I watch Anna stand outside the house she grew up in, and it’s as though the years fall away and I’m seeing a little girl. I could get out of the car right now and stop her, but I don’t. Sometimes you have to let things play out, no matter how unpleasant. I already know what she is going to find inside, and I feel horrible about it. I also know that she has her own key, but watch as she bends down to take the spare one from under the flowerpot, before disappearing behind the peeling front door.

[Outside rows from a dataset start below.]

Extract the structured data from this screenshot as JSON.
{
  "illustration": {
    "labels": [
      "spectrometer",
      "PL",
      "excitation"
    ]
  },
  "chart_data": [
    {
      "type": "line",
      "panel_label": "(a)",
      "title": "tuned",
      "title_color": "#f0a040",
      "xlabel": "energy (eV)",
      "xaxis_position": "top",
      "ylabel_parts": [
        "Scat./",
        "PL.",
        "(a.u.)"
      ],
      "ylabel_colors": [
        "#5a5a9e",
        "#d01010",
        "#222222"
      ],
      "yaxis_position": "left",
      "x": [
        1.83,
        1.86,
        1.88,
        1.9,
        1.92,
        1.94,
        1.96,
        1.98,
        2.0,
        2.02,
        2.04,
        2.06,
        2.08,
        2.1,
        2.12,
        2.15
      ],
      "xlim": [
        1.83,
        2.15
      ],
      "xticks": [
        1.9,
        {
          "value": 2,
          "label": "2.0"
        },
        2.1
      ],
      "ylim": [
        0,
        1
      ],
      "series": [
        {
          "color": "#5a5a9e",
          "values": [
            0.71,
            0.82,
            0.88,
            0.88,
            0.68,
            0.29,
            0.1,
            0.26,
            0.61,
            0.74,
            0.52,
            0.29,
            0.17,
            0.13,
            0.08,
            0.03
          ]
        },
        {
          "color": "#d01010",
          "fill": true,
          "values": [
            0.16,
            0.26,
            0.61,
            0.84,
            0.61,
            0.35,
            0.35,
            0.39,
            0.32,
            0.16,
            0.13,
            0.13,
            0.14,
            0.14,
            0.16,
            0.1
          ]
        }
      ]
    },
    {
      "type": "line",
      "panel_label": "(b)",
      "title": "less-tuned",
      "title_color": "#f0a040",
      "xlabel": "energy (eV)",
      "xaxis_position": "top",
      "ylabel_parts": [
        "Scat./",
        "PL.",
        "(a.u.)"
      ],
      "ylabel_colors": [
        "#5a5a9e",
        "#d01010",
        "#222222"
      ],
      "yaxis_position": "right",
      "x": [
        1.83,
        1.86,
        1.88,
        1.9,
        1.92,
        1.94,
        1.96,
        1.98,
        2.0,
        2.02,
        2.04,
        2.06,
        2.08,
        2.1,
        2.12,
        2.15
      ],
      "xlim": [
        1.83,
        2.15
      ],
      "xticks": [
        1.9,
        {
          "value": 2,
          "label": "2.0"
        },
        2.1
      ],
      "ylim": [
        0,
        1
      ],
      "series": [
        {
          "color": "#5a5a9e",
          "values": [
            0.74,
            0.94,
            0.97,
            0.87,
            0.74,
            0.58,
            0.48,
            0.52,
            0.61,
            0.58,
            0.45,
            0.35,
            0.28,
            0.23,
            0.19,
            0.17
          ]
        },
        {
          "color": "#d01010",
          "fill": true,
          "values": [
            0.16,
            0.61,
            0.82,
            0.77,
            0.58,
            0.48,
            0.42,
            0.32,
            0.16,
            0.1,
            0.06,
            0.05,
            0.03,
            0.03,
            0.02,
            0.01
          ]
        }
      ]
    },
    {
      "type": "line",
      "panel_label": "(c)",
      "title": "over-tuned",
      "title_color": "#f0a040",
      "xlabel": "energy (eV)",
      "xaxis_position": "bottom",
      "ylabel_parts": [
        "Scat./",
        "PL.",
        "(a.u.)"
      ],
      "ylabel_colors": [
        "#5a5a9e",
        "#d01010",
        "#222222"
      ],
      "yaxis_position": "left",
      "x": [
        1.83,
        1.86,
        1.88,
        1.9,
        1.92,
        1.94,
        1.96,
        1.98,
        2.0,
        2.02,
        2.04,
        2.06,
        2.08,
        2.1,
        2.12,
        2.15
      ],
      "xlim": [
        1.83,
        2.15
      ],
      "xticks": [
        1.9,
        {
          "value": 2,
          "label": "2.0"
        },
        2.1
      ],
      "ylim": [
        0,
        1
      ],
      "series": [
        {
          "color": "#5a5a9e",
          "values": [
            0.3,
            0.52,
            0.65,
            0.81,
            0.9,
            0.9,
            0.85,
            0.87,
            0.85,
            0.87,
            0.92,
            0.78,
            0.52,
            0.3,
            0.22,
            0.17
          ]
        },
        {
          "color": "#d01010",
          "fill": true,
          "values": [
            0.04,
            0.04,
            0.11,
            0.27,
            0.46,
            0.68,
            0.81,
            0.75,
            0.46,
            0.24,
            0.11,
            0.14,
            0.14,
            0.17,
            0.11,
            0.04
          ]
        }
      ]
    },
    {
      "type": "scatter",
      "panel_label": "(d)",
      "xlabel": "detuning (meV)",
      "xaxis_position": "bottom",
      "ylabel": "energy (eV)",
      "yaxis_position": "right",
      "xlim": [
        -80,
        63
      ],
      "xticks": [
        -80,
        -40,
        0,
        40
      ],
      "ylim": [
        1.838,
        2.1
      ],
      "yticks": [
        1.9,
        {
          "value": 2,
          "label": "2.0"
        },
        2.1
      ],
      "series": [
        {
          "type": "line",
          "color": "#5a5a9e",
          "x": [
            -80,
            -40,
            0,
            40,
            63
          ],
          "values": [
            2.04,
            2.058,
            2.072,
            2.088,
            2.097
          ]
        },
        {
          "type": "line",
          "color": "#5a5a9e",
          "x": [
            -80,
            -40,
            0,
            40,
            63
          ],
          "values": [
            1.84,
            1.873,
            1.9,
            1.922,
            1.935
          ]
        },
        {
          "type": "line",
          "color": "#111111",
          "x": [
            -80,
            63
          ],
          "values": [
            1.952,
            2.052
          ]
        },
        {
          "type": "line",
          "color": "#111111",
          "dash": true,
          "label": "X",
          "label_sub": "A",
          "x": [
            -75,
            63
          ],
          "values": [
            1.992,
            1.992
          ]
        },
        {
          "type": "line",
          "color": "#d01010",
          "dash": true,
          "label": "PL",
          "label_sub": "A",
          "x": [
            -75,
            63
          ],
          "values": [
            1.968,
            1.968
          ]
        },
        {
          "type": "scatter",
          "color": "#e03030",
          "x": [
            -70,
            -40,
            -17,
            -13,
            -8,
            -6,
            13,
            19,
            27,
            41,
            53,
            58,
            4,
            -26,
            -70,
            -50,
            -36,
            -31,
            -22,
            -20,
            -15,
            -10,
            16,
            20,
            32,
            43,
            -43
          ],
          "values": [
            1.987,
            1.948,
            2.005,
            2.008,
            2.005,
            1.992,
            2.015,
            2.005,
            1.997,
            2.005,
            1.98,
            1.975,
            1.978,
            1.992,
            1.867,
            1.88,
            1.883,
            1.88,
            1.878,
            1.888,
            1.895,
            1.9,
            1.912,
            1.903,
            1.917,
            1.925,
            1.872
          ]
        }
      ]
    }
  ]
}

The cottage used to be beautiful, but, a bit like the woman inside, it has not aged well. Anna’s mother was a woman who knew how to make a house a home, and it was always by far the nicest cottage on the lane. Picture perfect. At least on the outside. People used to actually stop and take photos because it looked like a doll’s house with its pretty little front yard, window boxes, and white picket fence. Nobody stops to take photos of it anymore.
But, back then, she was so good at cleaning, tidying, and making a place feel cozy, that she did it for a living. Anna’s mum cleaned for half the village for over twenty years—including the house where I live now—and she didn’t just clean. She’d buy little scented candles and flowers and leave them in people’s homes. Occasionally she’d bake a bunch of brownies and leave them on the kitchen table. She even babysat my sister from time to time too. Sometimes, it was just the way she made the bed, or plumped the pillows, but you always knew when Mrs. Andrews had paid a visit. She was never short of work or references.